La Loi sur les mesures d'urgence permet au gouvernement fédéral de gouverner par décret, sans passer par le processus démocratique ordinaire, mais uniquement si des exigences statutaires strictes sont remplies. La Cour d'appel fédérale a confirmé aujourd'hui que le gouvernement fédéral ne respectait pas ces exigences lorsqu'il a invoqué la Loi sur les mesures d'urgence en février 2022.

« Bien que les pouvoirs extraordinaires accordés au gouvernement fédéral par la Loi sur les mesures d'urgence soient nécessaires dans des circonstances exceptionnelles, ils peuvent également constituer une menace à la primauté du droit et à notre démocratie », a déclaré Howard Sapers, directeur général de l'ACLC. « Les tribunaux ont la responsabilité de veiller à ce que le gouvernement n'invoque pas ces pouvoirs de manière arbitraire, et la mission de l'ACLC est de soulever ce type de questions importantes afin qu'elles soient examinées par les tribunaux. »

La contestation de l’ACLC de l'invocation de la Loi sur les mesures d'urgence par le gouvernement fédéral ne constitue pas un soutien aux manifestations du « convoi de la liberté ». L'ACLC a condamné les actes de violence, de racisme et d'homophobie qui ont été signalés, et a convenu que, compte tenu de la durée prolongée et de l'ampleur des perturbations, la police devait démanteler les barrages. Cependant, l'ACLC a maintenu qu'il n'y avait pas d’ « état d’urgence » au sens de la Loi, encore moins dans le Canada tout entier. Les lois existantes auraient pu – et dû – être utilisées pour remédier à la situation, plutôt que la Loi sur les mesures d'urgence.
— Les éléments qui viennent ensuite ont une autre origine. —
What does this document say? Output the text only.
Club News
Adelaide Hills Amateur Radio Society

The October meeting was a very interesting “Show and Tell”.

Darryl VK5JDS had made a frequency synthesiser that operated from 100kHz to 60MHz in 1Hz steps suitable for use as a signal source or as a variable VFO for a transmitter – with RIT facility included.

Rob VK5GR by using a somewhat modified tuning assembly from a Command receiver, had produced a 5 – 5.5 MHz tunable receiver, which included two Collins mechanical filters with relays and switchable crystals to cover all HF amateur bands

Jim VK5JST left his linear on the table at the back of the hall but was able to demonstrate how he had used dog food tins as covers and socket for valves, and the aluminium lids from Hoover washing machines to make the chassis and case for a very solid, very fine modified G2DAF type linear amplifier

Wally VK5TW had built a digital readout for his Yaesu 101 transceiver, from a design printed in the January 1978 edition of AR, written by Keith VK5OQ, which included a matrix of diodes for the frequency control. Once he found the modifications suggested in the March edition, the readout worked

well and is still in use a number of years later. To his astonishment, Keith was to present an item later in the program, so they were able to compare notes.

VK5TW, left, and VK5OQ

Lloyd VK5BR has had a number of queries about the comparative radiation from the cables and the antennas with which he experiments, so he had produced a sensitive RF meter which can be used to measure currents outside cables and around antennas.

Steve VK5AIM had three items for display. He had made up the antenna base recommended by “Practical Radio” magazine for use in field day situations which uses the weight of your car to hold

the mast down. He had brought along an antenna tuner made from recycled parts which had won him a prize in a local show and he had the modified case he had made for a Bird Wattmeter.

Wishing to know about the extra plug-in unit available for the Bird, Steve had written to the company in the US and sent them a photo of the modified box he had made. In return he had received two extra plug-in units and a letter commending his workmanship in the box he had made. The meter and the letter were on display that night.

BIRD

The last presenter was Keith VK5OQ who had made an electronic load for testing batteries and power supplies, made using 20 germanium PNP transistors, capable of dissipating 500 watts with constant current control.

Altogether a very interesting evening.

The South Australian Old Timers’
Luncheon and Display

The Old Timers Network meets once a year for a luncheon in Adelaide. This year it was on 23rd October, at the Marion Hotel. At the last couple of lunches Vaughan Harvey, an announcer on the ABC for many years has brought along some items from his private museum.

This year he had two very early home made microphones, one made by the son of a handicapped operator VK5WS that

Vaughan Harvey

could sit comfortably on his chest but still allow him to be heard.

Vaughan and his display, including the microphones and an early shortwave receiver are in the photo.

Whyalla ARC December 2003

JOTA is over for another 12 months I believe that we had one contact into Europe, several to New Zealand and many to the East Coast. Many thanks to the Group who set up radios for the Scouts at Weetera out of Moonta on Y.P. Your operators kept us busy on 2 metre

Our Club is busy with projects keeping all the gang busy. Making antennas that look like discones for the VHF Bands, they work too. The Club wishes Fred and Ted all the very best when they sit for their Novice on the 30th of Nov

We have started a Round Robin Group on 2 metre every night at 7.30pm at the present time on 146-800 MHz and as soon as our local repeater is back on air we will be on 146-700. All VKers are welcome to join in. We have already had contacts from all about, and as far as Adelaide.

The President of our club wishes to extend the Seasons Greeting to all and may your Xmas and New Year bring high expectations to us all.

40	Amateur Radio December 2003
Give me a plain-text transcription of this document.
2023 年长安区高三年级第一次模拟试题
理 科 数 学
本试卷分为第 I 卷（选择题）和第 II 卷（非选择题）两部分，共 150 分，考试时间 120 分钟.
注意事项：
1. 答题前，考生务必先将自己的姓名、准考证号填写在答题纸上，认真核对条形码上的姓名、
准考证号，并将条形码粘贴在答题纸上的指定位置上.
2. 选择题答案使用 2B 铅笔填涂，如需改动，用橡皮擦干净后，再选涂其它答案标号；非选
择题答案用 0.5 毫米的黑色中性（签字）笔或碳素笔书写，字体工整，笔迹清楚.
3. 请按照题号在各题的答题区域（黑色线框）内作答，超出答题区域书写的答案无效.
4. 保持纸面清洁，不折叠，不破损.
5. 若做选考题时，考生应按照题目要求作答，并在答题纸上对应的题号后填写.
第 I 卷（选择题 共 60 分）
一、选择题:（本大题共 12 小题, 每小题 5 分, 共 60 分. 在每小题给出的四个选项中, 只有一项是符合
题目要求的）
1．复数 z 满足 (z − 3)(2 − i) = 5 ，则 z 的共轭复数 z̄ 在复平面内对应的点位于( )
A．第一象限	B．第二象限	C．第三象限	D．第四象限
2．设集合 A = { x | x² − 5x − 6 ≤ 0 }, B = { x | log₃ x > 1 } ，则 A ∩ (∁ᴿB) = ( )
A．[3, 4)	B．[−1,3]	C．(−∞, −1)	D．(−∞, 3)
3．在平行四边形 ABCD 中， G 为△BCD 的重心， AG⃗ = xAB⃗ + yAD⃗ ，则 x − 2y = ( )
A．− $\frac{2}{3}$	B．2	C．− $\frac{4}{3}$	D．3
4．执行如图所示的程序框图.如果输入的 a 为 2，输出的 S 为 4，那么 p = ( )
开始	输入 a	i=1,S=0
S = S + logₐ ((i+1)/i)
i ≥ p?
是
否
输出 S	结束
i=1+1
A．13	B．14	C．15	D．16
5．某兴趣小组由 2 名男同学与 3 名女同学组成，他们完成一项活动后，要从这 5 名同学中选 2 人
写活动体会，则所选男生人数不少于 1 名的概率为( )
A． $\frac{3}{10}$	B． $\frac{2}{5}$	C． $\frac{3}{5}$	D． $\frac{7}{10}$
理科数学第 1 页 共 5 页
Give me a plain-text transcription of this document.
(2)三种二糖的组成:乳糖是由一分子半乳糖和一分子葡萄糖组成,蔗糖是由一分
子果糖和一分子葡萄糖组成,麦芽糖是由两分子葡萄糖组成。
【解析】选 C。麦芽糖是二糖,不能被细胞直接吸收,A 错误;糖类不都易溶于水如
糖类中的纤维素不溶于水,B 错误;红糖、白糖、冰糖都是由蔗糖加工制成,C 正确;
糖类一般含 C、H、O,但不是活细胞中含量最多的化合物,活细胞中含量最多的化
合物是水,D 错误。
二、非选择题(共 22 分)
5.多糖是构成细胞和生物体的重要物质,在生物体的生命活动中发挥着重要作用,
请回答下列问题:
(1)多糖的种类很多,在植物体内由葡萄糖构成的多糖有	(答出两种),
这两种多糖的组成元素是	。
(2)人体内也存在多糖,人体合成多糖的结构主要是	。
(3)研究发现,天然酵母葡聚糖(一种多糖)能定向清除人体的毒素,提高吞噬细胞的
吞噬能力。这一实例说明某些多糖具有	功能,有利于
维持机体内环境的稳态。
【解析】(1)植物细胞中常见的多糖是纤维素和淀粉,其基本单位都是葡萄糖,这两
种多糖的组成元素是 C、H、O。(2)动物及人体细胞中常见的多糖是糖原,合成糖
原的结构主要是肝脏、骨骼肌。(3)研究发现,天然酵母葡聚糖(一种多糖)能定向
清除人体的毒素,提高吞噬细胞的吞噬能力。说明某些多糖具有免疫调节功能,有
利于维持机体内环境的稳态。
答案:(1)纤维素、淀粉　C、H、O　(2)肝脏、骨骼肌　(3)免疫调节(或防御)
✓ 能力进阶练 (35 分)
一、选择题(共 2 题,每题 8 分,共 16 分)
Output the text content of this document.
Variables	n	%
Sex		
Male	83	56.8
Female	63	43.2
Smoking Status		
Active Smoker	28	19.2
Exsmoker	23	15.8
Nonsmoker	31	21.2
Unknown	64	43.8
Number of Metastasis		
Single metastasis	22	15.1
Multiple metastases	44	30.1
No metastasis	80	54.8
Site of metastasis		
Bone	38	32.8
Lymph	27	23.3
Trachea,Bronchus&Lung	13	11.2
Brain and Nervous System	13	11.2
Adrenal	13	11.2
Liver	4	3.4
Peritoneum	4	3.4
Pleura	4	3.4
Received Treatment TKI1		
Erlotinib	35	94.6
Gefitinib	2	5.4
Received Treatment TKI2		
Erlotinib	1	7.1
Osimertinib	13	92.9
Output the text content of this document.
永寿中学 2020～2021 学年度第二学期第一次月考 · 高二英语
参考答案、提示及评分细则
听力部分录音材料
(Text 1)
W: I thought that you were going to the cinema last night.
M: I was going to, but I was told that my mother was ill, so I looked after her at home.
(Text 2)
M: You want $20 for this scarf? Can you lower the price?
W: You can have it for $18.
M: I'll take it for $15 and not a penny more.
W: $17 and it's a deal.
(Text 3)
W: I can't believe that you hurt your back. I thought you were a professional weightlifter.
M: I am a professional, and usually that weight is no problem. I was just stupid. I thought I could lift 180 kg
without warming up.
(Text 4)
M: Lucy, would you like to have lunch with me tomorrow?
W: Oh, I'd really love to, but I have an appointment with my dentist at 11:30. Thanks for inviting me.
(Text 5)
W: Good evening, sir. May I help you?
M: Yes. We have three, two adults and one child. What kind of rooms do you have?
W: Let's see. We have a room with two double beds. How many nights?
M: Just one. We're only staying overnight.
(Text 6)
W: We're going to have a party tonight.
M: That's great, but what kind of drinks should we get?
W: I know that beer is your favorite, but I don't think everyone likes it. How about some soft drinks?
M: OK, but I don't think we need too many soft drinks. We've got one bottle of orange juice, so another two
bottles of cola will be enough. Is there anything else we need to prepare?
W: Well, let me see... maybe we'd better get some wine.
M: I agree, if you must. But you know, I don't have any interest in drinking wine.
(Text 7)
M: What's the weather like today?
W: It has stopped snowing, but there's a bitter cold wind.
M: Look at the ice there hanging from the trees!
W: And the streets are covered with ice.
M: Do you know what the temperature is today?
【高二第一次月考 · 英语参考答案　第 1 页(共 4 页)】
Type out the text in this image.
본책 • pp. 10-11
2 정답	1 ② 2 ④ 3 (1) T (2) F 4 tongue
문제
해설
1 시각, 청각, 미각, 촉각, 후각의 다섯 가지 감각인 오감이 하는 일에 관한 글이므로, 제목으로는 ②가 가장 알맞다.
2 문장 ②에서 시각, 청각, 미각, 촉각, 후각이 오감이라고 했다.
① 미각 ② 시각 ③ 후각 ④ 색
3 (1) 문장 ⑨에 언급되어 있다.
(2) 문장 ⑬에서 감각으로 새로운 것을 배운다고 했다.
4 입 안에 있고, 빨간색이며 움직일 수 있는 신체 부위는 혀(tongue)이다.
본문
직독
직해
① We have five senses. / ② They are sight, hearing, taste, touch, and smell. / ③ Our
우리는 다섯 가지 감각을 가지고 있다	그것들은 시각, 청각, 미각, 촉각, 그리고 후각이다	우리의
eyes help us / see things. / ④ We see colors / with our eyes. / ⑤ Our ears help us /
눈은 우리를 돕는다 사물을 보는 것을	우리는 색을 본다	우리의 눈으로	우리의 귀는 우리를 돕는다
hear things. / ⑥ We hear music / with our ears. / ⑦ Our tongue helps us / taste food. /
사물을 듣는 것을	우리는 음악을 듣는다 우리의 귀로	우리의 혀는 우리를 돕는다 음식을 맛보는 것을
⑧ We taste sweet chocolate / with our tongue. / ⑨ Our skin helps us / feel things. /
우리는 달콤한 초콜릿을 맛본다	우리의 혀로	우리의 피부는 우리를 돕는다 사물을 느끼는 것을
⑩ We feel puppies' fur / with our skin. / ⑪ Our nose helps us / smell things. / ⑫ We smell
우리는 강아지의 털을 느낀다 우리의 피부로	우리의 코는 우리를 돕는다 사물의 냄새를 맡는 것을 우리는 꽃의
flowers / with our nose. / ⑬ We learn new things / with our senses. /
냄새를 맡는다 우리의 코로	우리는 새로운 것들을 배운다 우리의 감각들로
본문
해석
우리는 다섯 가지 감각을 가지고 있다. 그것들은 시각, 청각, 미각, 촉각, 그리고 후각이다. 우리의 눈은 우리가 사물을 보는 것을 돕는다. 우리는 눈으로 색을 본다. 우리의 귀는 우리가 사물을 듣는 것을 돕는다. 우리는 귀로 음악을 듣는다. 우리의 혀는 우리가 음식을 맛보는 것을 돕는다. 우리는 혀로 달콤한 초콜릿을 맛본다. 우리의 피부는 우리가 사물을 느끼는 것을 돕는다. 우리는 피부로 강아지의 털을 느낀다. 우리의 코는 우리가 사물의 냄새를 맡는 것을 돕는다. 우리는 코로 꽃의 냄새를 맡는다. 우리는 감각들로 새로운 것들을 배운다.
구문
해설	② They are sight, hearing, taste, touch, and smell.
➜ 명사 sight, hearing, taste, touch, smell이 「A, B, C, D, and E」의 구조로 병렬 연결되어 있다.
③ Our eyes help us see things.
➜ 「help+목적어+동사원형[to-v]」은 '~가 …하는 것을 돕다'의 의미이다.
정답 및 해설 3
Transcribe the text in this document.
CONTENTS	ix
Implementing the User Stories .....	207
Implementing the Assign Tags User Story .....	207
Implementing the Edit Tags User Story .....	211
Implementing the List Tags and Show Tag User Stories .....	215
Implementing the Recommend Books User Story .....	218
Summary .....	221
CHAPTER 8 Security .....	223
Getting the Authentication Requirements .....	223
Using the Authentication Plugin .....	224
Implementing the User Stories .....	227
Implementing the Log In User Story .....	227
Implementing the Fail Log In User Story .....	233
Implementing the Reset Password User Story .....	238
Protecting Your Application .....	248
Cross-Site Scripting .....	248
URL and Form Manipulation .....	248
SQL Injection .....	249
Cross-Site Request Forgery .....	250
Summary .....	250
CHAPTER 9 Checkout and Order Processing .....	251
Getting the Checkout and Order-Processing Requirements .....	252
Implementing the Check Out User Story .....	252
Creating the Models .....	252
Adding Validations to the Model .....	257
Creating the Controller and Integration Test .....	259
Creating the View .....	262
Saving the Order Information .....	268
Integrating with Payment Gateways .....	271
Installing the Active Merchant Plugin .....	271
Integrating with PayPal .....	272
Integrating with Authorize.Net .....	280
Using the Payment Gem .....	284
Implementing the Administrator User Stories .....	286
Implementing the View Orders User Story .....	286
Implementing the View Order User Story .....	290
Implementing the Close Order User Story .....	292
La Cour d'appel fédérale a donné raison à l’ACLC, en rappelant que les exigences statutaires prévues dans la Loi sur les mesures d'urgence avaient pour but de garantir que seules des considérations suffisamment sérieuses – et certainement pas celles, spéculatives ou provisoires, identifiées par le gouvernement fédéral – puissent prévaloir sur les valeurs démocratiques et les libertés fondamentales.

« Les exigences statutaires ne doivent ni fléchir ni céder lors de situations délicates », a déclaré Anaïs Bussières McNicoll, directrice du programme des libertés fondamentales de la CCLA. « Le jugement historique rendu aujourd'hui met en garde les gouvernements actuels et futurs : même en temps de crise, aucun gouvernement n'est au-dessus des lois. »

L'ACLC est extrêmement reconnaissante envers Ewa Krajewska, Brandon Anand Chung et Erik Arsenault, du cabinet Henein Hutchison Robitaille SENCRL, s.r.l., pour les services juridiques exceptionnels qu'ils ont fournis à titre pro bono dans cette affaire.

Visionnez la conférence de presse : https://www.cpac.ca/headline-politics/episode/canadian-civil-liberties-association-holds-a-news-conference?id=328a25c9-e010-47da-8536-d40dcc88b5c3

À propos de l’association canadienne sur les libertés civiles

L’ACLC est un organisme indépendant à but non lucratif qui compte des sympathisant.e.s dans tout le pays. Fondé en 1964, c’est un organisme qui œuvre à l’échelle du Canada à la protection des droits et des libertés civiles de toute sa population.